By Boyd Champness

SOUTH Korea has rejected 20 tonnes of Australian beef, claming the meat contained unacceptable levels of endosulfan residues – a pesticide used by cotton producers.

The move by South Korea – Australias third-largest beef market – has re-ignited tensions between cotton growers and the beef industry. The shipment was rejected two weeks ago.

Australian federal agriculture minister Mark Vaile has met with cotton and beef industry leaders to find a solution to the pesticide contamination outbreak.

“The Minister is determined to put an end to the problem – he will not allow Australias reputation as an exporter of healthy beef products to be jeopardised,” a spokesman told The Weekly Times.

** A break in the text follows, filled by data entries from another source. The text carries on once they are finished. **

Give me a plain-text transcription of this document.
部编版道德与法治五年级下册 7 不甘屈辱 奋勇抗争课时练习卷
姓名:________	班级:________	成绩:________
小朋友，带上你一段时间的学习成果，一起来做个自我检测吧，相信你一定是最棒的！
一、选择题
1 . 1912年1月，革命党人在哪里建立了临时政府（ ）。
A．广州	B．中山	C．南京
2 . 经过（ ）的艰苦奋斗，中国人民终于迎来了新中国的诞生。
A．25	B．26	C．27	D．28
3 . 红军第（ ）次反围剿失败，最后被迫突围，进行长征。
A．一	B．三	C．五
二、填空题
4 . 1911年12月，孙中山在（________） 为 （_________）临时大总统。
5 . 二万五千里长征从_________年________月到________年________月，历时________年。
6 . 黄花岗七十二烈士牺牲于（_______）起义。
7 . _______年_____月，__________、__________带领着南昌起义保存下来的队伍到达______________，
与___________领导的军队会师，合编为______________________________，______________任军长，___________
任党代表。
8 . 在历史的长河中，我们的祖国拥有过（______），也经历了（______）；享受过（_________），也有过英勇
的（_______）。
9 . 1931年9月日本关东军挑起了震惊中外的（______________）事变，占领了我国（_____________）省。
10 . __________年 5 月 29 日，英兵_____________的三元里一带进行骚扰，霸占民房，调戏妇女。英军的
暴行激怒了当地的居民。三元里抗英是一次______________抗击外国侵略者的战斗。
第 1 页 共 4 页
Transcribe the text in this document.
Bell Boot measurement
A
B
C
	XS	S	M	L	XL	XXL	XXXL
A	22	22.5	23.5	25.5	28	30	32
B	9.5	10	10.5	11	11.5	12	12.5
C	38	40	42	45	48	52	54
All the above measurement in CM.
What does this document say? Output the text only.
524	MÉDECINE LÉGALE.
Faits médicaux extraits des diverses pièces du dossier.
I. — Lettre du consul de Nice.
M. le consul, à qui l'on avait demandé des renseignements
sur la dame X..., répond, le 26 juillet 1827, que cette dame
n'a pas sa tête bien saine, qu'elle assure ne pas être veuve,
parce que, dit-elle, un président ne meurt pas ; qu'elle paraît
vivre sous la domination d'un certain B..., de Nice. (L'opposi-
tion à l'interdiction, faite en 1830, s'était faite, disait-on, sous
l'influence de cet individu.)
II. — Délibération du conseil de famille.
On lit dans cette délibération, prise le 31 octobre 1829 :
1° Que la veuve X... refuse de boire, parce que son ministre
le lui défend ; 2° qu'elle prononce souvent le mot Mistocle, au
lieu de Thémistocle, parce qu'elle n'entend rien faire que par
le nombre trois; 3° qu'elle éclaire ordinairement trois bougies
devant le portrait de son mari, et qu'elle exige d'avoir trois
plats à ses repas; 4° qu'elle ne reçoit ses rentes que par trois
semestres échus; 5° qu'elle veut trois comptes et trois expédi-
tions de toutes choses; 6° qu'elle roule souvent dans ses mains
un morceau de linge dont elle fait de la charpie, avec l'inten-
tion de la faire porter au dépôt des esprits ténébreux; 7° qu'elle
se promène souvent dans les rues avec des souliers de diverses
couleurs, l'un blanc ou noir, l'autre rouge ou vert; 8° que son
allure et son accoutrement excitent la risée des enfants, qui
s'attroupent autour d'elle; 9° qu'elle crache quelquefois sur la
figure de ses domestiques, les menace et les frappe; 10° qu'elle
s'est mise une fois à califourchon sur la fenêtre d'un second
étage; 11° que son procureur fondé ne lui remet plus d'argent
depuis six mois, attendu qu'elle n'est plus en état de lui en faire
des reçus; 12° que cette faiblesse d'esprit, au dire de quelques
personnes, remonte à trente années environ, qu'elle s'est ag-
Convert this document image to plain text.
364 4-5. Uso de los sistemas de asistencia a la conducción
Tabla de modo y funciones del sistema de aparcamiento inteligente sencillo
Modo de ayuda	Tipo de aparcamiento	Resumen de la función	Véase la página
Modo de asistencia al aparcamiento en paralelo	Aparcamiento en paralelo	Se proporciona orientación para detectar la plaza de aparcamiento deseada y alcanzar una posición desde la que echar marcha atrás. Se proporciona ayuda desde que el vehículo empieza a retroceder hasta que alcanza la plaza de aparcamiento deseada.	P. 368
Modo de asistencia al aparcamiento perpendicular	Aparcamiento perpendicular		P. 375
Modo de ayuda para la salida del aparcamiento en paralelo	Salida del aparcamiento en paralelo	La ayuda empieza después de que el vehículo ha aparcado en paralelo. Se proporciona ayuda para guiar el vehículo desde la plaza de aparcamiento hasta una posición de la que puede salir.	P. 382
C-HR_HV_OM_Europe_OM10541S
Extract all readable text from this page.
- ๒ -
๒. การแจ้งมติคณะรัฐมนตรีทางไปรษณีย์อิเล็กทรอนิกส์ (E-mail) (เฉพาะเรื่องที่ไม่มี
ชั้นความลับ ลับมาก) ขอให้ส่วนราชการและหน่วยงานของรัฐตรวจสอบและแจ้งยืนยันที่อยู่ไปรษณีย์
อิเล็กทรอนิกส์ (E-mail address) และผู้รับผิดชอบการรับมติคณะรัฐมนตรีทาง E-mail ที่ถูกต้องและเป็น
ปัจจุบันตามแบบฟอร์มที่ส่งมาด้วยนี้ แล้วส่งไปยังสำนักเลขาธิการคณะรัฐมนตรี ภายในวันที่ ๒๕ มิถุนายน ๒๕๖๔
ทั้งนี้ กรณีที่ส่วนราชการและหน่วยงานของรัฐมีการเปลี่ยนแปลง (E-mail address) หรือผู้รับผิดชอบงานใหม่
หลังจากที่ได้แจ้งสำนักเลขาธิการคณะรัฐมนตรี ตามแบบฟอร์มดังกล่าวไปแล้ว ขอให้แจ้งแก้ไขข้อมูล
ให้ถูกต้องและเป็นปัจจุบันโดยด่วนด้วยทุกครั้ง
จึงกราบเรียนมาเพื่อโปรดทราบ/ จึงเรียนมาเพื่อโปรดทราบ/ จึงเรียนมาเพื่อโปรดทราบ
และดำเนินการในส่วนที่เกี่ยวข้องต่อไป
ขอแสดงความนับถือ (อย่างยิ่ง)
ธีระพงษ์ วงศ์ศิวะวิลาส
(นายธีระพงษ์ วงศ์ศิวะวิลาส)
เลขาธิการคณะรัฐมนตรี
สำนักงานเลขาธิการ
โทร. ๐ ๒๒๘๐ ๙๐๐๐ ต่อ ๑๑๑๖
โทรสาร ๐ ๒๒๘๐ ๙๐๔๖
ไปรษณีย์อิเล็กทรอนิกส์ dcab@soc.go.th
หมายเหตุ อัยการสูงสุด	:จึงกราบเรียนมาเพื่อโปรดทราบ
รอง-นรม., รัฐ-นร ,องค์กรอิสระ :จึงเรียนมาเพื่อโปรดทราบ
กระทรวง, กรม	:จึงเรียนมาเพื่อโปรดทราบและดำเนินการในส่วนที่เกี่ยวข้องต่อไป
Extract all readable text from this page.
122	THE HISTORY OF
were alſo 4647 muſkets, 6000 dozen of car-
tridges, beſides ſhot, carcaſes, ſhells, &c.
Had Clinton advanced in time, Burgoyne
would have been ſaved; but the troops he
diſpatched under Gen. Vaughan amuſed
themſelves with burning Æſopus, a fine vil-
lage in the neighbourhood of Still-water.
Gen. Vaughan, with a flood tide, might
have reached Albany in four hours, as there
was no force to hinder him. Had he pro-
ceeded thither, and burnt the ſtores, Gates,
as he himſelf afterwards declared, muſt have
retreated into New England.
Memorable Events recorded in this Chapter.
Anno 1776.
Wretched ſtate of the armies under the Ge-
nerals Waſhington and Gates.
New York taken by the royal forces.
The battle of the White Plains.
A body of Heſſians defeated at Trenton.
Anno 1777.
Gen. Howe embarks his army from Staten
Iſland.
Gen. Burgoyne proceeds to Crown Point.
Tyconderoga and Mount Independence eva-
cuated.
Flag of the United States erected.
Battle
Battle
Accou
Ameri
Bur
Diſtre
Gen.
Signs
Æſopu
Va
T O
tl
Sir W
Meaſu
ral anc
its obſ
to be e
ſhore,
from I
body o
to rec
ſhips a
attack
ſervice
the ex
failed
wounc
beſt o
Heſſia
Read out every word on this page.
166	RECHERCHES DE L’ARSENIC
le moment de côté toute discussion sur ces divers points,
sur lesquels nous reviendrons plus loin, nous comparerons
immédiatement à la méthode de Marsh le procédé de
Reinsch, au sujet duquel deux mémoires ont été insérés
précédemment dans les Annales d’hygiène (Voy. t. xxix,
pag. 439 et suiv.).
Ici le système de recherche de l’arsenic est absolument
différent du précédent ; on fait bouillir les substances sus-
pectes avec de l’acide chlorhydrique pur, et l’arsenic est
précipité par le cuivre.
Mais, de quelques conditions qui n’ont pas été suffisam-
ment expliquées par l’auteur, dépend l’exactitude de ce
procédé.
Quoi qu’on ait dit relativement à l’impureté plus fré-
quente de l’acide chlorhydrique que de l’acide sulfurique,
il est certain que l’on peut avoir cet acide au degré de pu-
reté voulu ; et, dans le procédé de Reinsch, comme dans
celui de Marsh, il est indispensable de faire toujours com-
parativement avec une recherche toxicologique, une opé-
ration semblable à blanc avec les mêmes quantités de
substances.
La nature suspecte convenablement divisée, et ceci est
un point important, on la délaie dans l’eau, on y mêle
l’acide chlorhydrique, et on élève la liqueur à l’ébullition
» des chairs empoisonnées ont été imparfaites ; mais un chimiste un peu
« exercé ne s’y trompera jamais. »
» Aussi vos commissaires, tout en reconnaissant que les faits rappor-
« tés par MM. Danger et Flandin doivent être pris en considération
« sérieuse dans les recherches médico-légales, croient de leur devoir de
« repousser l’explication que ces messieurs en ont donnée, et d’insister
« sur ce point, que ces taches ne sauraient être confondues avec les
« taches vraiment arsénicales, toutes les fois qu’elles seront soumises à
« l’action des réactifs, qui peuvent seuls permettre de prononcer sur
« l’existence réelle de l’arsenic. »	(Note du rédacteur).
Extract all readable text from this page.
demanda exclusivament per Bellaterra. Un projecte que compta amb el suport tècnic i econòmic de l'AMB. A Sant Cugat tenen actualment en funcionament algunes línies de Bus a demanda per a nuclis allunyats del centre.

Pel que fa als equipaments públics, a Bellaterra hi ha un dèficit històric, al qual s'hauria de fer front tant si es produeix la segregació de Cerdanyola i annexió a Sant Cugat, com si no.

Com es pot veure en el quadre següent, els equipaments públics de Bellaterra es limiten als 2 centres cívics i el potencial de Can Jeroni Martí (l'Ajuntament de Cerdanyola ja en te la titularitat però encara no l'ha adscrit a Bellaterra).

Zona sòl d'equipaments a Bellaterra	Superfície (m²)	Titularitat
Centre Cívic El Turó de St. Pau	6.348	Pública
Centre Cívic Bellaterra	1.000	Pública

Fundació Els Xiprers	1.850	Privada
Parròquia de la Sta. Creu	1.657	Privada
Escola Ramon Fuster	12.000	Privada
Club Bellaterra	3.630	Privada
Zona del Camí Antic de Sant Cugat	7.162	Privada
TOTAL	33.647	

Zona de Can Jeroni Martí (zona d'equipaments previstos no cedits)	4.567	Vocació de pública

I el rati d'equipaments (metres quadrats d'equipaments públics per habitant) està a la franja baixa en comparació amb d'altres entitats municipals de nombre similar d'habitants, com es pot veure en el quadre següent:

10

Industry experts predict Mr Vaile will introduce tougher spraying regulations for cotton growers, greater powers for the Environmental Protection Agency and a review of the conditions under which endosulfan can be used.

The latest discovery follows an endosulfan scare in December, when cattle from 10 properties in New South Wales and Queensland were rejected by export abattoirs and the cotton industry was forced to offer compensation.

Beef industry leaders played down the trade implications of the Korean incident. They pointed out that the affected consignment was a tiny fraction of Australias 120,000-tonne, A$130 million (£51m) trade with that country, and was the first failure out of 492 tests for endosulfan residue.

Frustrated Cotton Australia executive director Gary Punch told the paper that a small group of renegade cotton growers were responsible for the contamination outbreak.